11

292 6 1
                                    


Tudo começou a ser muito diferente. Eu estava muito mais quieto que de costume. As palavras da Lena não me saíam da cabeça. Eu não sabia, mas parecia estar com vergonha de andar com caderno e livros. Era como se eu nem sequer soubesse caminhar. Mas ao mesmo tempo havia uma alegria secreta que eu não conseguia definir.

Minha mãe me olhava desconfiada, porém não falava nada. Percebi que em seu silêncio me aprovava, É isso era uma novidade. Notei que minha roupa estava mais bem lavada, e um dia me surpreendi com minha cama arrumada. Também não falei nada. Este era o costume, pois não éramos amigos.

Era diferente estar na escola sem ser notado. Ser um aluno comum. Mas era confortável. Também deixei de andar com meu canivete. Na dúvida, escondi-o no meu quarto. Agora minhas armas eram os livros usados e o uniforme do time presenteado pelo professor Jeferson. Era como se eu fosse uma piada.

Nas aulas, eu continuava com muita dificuldade de concentração. Tudo me distraía, mas nunca mais me deitei na carteira. Eu precisava mostrar que agora era outro. O problema era meu jeito de falar, cheio de gíria e meio cantando. Até isso estava me constrangendo, e eu não conseguia falar diferente. Ao mesmo tempo, tinha uma capacidade singular de identificar os malandros da escola. Só que o medo falava mais alto e eu não me aproximava deles. Via a turma Chapada, até que dava uma saudadezinha, mas não O bastante para chegar nós caras. E tinha o professor Jeferson que eu não podia decepcionar. Logo eu, que nunca me subordinado a ninguém!

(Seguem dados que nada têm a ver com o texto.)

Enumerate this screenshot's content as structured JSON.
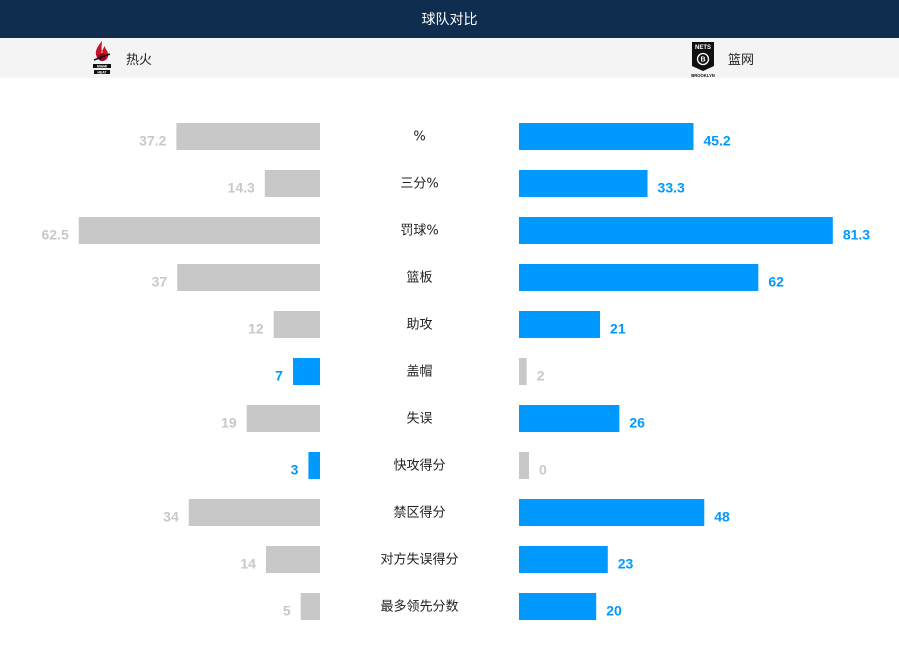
{
  "header": {
    "title": "球队对比"
  },
  "teams": {
    "home": {
      "name": "热火",
      "logo_icon": "heat-logo-icon",
      "logo_text": "MIAMI HEAT"
    },
    "away": {
      "name": "篮网",
      "logo_icon": "nets-logo-icon",
      "logo_text_top": "NETS",
      "logo_text_bottom": "BROOKLYN"
    }
  },
  "colors": {
    "winner": "#0099ff",
    "loser": "#c8c8c8",
    "header_bg": "#0e2d4f"
  },
  "chart_data": {
    "type": "bar",
    "orientation": "horizontal-diverging",
    "categories": [
      "%",
      "三分%",
      "罚球%",
      "篮板",
      "助攻",
      "盖帽",
      "失误",
      "快攻得分",
      "禁区得分",
      "对方失误得分",
      "最多领先分数"
    ],
    "series": [
      {
        "name": "热火",
        "values": [
          37.2,
          14.3,
          62.5,
          37,
          12,
          7,
          19,
          3,
          34,
          14,
          5
        ],
        "labels": [
          "37.2",
          "14.3",
          "62.5",
          "37",
          "12",
          "7",
          "19",
          "3",
          "34",
          "14",
          "5"
        ]
      },
      {
        "name": "篮网",
        "values": [
          45.2,
          33.3,
          81.3,
          62,
          21,
          2,
          26,
          0,
          48,
          23,
          20
        ],
        "labels": [
          "45.2",
          "33.3",
          "81.3",
          "62",
          "21",
          "2",
          "26",
          "0",
          "48",
          "23",
          "20"
        ]
      }
    ],
    "xlim": [
      0,
      80
    ],
    "grid": false,
    "legend": "none"
  }
}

As aulas de educação física eram especiais. O professor apresentou um plano.

- Vamos trabalhar em três frentes: o preparo físico, o treino com bolas e as jogadas ensaiadas. E vamos ter preleções. Significa: tudo que acontecer vai ser analisado. Ok? - O treino era chato, mas o professor dizia que era essencial. E ele cuidava um a um. Com a bola, o professor Jeferson explorava as qualidades particulares de todos, e quando não se jogava bem, queria saber o que estava acontecendo. Aí o assunto ia longe!

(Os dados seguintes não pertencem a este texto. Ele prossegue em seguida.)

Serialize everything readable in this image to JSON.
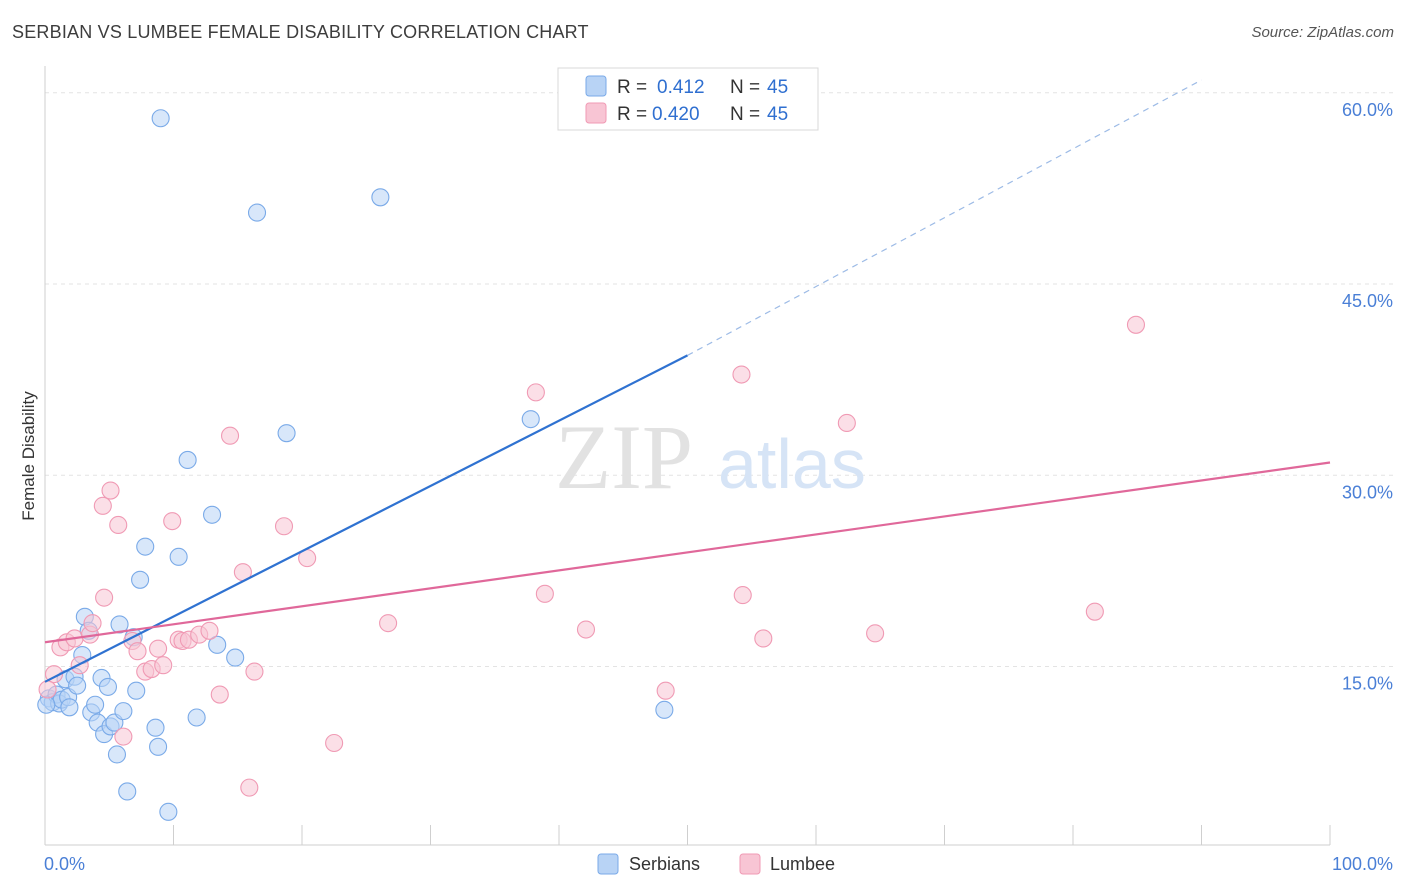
{
  "title": "SERBIAN VS LUMBEE FEMALE DISABILITY CORRELATION CHART",
  "source": "Source: ZipAtlas.com",
  "watermark": {
    "zip": "ZIP",
    "atlas": "atlas"
  },
  "legend_top": [
    {
      "r_label": "R =",
      "r_value": "0.412",
      "n_label": "N =",
      "n_value": "45"
    },
    {
      "r_label": "R =",
      "r_value": "0.420",
      "n_label": "N =",
      "n_value": "45"
    }
  ],
  "colors": {
    "serbians": "#7aaae8",
    "serbians_fill": "#b8d3f5",
    "serbians_line": "#2f72d1",
    "lumbee": "#f09ab4",
    "lumbee_fill": "#f8c5d4",
    "lumbee_line": "#e0689a"
  },
  "chart_data": {
    "type": "scatter",
    "xlabel": "",
    "ylabel": "Female Disability",
    "xlim": [
      0,
      100
    ],
    "ylim": [
      1,
      61
    ],
    "x_tick_labels": [
      "0.0%",
      "100.0%"
    ],
    "y_ticks": [
      15,
      30,
      45,
      60
    ],
    "y_tick_labels": [
      "15.0%",
      "30.0%",
      "45.0%",
      "60.0%"
    ],
    "legend_position": "top-center",
    "series": [
      {
        "name": "Serbians",
        "points": [
          [
            0.3,
            12.5
          ],
          [
            0.6,
            12.2
          ],
          [
            0.9,
            12.8
          ],
          [
            1.1,
            12.1
          ],
          [
            1.3,
            12.4
          ],
          [
            1.6,
            14.0
          ],
          [
            1.8,
            12.6
          ],
          [
            1.9,
            11.8
          ],
          [
            2.3,
            14.2
          ],
          [
            2.5,
            13.5
          ],
          [
            2.9,
            15.9
          ],
          [
            3.1,
            18.9
          ],
          [
            3.4,
            17.8
          ],
          [
            3.6,
            11.4
          ],
          [
            3.9,
            12.0
          ],
          [
            4.1,
            10.6
          ],
          [
            4.4,
            14.1
          ],
          [
            4.6,
            9.7
          ],
          [
            4.9,
            13.4
          ],
          [
            5.1,
            10.3
          ],
          [
            5.4,
            10.6
          ],
          [
            5.6,
            8.1
          ],
          [
            5.8,
            18.3
          ],
          [
            6.1,
            11.5
          ],
          [
            6.4,
            5.2
          ],
          [
            6.9,
            17.3
          ],
          [
            7.1,
            13.1
          ],
          [
            7.4,
            21.8
          ],
          [
            7.8,
            24.4
          ],
          [
            8.6,
            10.2
          ],
          [
            8.8,
            8.7
          ],
          [
            9.0,
            58.0
          ],
          [
            9.6,
            3.6
          ],
          [
            10.4,
            23.6
          ],
          [
            11.1,
            31.2
          ],
          [
            11.8,
            11.0
          ],
          [
            13.0,
            26.9
          ],
          [
            13.4,
            16.7
          ],
          [
            14.8,
            15.7
          ],
          [
            16.5,
            50.6
          ],
          [
            18.8,
            33.3
          ],
          [
            26.1,
            51.8
          ],
          [
            37.8,
            34.4
          ],
          [
            48.2,
            11.6
          ],
          [
            0.1,
            12.0
          ]
        ]
      },
      {
        "name": "Lumbee",
        "points": [
          [
            0.7,
            14.4
          ],
          [
            1.2,
            16.5
          ],
          [
            1.7,
            16.9
          ],
          [
            2.3,
            17.2
          ],
          [
            2.7,
            15.1
          ],
          [
            3.5,
            17.5
          ],
          [
            3.7,
            18.4
          ],
          [
            4.5,
            27.6
          ],
          [
            4.6,
            20.4
          ],
          [
            5.1,
            28.8
          ],
          [
            5.7,
            26.1
          ],
          [
            6.1,
            9.5
          ],
          [
            6.8,
            17.0
          ],
          [
            7.2,
            16.2
          ],
          [
            7.8,
            14.6
          ],
          [
            8.3,
            14.8
          ],
          [
            8.8,
            16.4
          ],
          [
            9.2,
            15.1
          ],
          [
            9.9,
            26.4
          ],
          [
            10.4,
            17.1
          ],
          [
            10.7,
            17.0
          ],
          [
            11.2,
            17.1
          ],
          [
            12.0,
            17.5
          ],
          [
            12.8,
            17.8
          ],
          [
            13.6,
            12.8
          ],
          [
            14.4,
            33.1
          ],
          [
            15.4,
            22.4
          ],
          [
            15.9,
            5.5
          ],
          [
            16.3,
            14.6
          ],
          [
            18.6,
            26.0
          ],
          [
            20.4,
            23.5
          ],
          [
            22.5,
            9.0
          ],
          [
            26.7,
            18.4
          ],
          [
            38.2,
            36.5
          ],
          [
            38.9,
            20.7
          ],
          [
            42.1,
            17.9
          ],
          [
            48.3,
            13.1
          ],
          [
            54.2,
            37.9
          ],
          [
            54.3,
            20.6
          ],
          [
            55.9,
            17.2
          ],
          [
            62.4,
            34.1
          ],
          [
            64.6,
            17.6
          ],
          [
            81.7,
            19.3
          ],
          [
            84.9,
            41.8
          ],
          [
            0.2,
            13.2
          ]
        ]
      }
    ],
    "trend_lines": [
      {
        "series": "Serbians",
        "x": [
          0,
          50
        ],
        "y": [
          13.8,
          39.4
        ],
        "dashed_extension_to": [
          90,
          61
        ]
      },
      {
        "series": "Lumbee",
        "x": [
          0,
          100
        ],
        "y": [
          16.9,
          31.0
        ]
      }
    ]
  },
  "bottom_legend": [
    "Serbians",
    "Lumbee"
  ]
}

Descobri que ali todos tinham suas histórias tristes e suas vidas mal-arrumadas, portanto não era o único, e isso me fez sentir melhor. Descobri também que não era o único a ter recebido livros velhos, que essa era uma campanha feita com os alunos dos anos anteriores encabeçadas pelo professor. Não deixei de me sentir especial por causa disso, só passei a admirá-lo mais ainda.

*

Houve o aniversário da Carol. A festa foi na casa dela. Para entrar, precisava levar uma bebida. Peguei uma garrafa de vinho que, há um tempo, estava sobre a geladeira lá de casa. Uns caras passaram lá e fomos juntos à festa. Foi chegando todo mundo. Aos poucos, o som foi aumentando. Era todo tipo de música. À medida que a festa foi correndo, os ânimos foram aumentando. Lá pelas tantas, começamos a dançar funk. As meninas começaram a fazer coreografias. E que coreografias! Foi demais. Beijei a Ana, a Brenda e a Carol. Não lembro como cheguei em casa, só da dor de cabeça no outro dia. Na escola, foram grandes os comentários. Descobri que não vi a metade das coisas que aconteceram na festa.

A galera aprontou pesado. Um menino usou ecstasy e ninguém o aguentou. Pegaram-no à força e o levaram embora. Contaram que, no caminho para casa, ele quebrou algumas coisas. Estava completamente maluco. Ele queimou o filme e ninguém mais queria ficar com ele.